Hypernatremia is a blood sodium concentration above 145 mmol/L. It is most often caused by loss of pure water or hypoosmolar fluid that is not replenished by drinking. This includes bedridden patients who, for example, lose fluids during fever or polyuria and cannot replenish them by drinking without the help of nursing staff. Alternatively, self-sufficient patients who do not have access to drinking water. The basic diagnostic approach to causes of hypernatremia is based on measurement of urine osmolality - if very low (below 300 mosm/kg), the cause of hypernatremia is diabetes insipidus; if very high (above 600 mosm/kg), the cause is thirst or fluid loss through the gastrointestinal tract or sweat.

Hypokalemia is a concentration of potassium in the blood below 3 mmol/L. The most common causes are loss through the gastrointestinal tract by vomiting or diarrhea, administration of crank diuretics, primary hyperaldosteronism, and alkalemia.
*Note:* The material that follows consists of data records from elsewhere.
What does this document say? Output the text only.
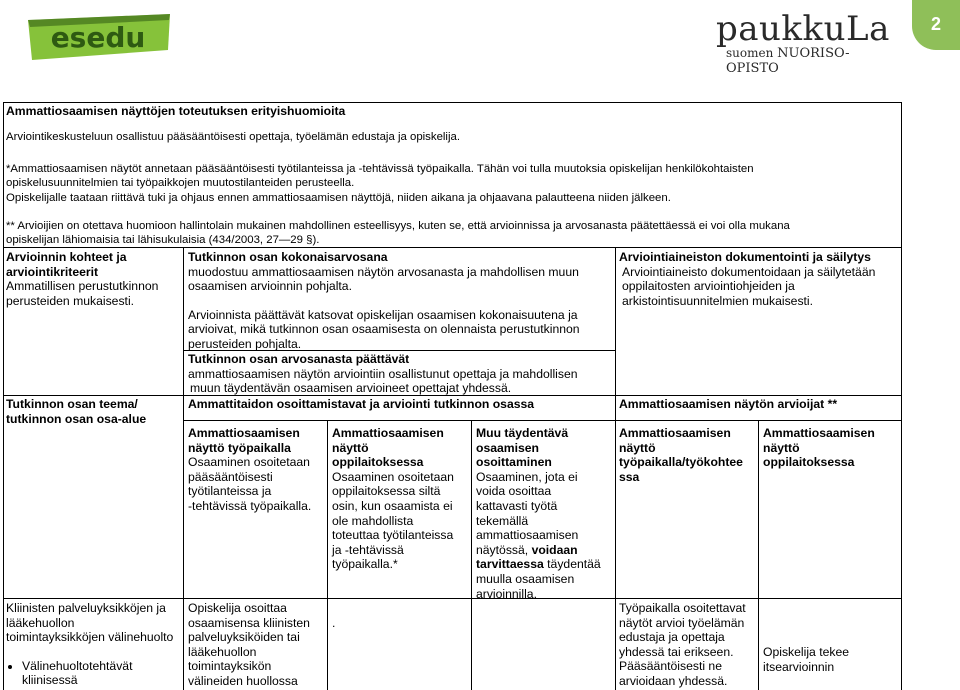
esedu	paukkuLa
suomen NUORISO-OPISTO
2
Ammattiosaamisen näyttöjen toteutuksen erityishuomioita
Arviointikeskusteluun osallistuu pääsääntöisesti opettaja, työelämän edustaja ja opiskelija.
*Ammattiosaamisen näytöt annetaan pääsääntöisesti työtilanteissa ja -tehtävissä työpaikalla. Tähän voi tulla muutoksia opiskelijan henkilökohtaisten
opiskelusuunnitelmien tai työpaikkojen muutostilanteiden perusteella.
Opiskelijalle taataan riittävä tuki ja ohjaus ennen ammattiosaamisen näyttöjä, niiden aikana ja ohjaavana palautteena niiden jälkeen.
** Arvioijien on otettava huomioon hallintolain mukainen mahdollinen esteellisyys, kuten se, että arvioinnissa ja arvosanasta päätettäessä ei voi olla mukana
opiskelijan lähiomaisia tai lähisukulaisia (434/2003, 27—29 §).
Arvioinnin kohteet ja
arviointikriteerit
Ammatillisen perustutkinnon
perusteiden mukaisesti.
Tutkinnon osan kokonaisarvosana
muodostuu ammattiosaamisen näytön arvosanasta ja mahdollisen muun
osaamisen arvioinnin pohjalta.
Arvioinnista päättävät katsovat opiskelijan osaamisen kokonaisuutena ja
arvioivat, mikä tutkinnon osan osaamisesta on olennaista perustutkinnon
perusteiden pohjalta.
Tutkinnon osan arvosanasta päättävät
ammattiosaamisen näytön arviointiin osallistunut opettaja ja mahdollisen
muun täydentävän osaamisen arvioineet opettajat yhdessä.
Arviointiaineiston dokumentointi ja säilytys
Arviointiaineisto dokumentoidaan ja säilytetään
oppilaitosten arviointiohjeiden ja
arkistointisuunnitelmien mukaisesti.
Tutkinnon osan teema/
tutkinnon osan osa-alue
Ammattitaidon osoittamistavat ja arviointi tutkinnon osassa	Ammattiosaamisen näytön arvioijat **
Ammattiosaamisen
näyttö työpaikalla
Osaaminen osoitetaan
pääsääntöisesti
työtilanteissa ja
-tehtävissä työpaikalla.
Ammattiosaamisen
näyttö
oppilaitoksessa
Osaaminen osoitetaan
oppilaitoksessa siltä
osin, kun osaamista ei
ole mahdollista
toteuttaa työtilanteissa
ja -tehtävissä
työpaikalla.*
Muu täydentävä
osaamisen
osoittaminen
Osaaminen, jota ei
voida osoittaa
kattavasti työtä
tekemällä
ammattiosaamisen
näytössä, voidaan
tarvittaessa täydentää
muulla osaamisen
arvioinnilla.
Ammattiosaamisen
näyttö
työpaikalla/työkohtee
ssa
Ammattiosaamisen
näyttö
oppilaitoksessa
Kliinisten palveluyksikköjen ja
lääkehuollon
toimintayksikköjen välinehuolto
• Välinehuoltotehtävät
kliinisessä
Opiskelija osoittaa
osaamisensa kliinisten
palveluyksiköiden tai
lääkehuollon
toimintayksikön
välineiden huollossa
.
Työpaikalla osoitettavat
näytöt arvioi työelämän
edustaja ja opettaja
yhdessä tai erikseen.
Pääsääntöisesti ne
arvioidaan yhdessä.
Opiskelija tekee
itsearvioinnin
Alkalemia leads to transfer of K⁺ into cells, whereas acidemia leads to transfer of K⁺ out of cells. In extrarenal losses, the concentration of K⁺ in urine is very low.

Hyperkalemia is a concentration of potassium in the blood above 5 mmol/L. The most common causes are reduced renal excretion in renal failure (see below) or administration of hyperkalemic therapy and transfer of K⁺ from the ICT in acidemia. Examples of hyperkalemic drugs include ACEIs, ARBs, potassium-sparing diuretics (spironolactone, triamterene).

The assessment of chloride concentration in the blood is essential for the interpretation of the acid-base balance and will be discussed there.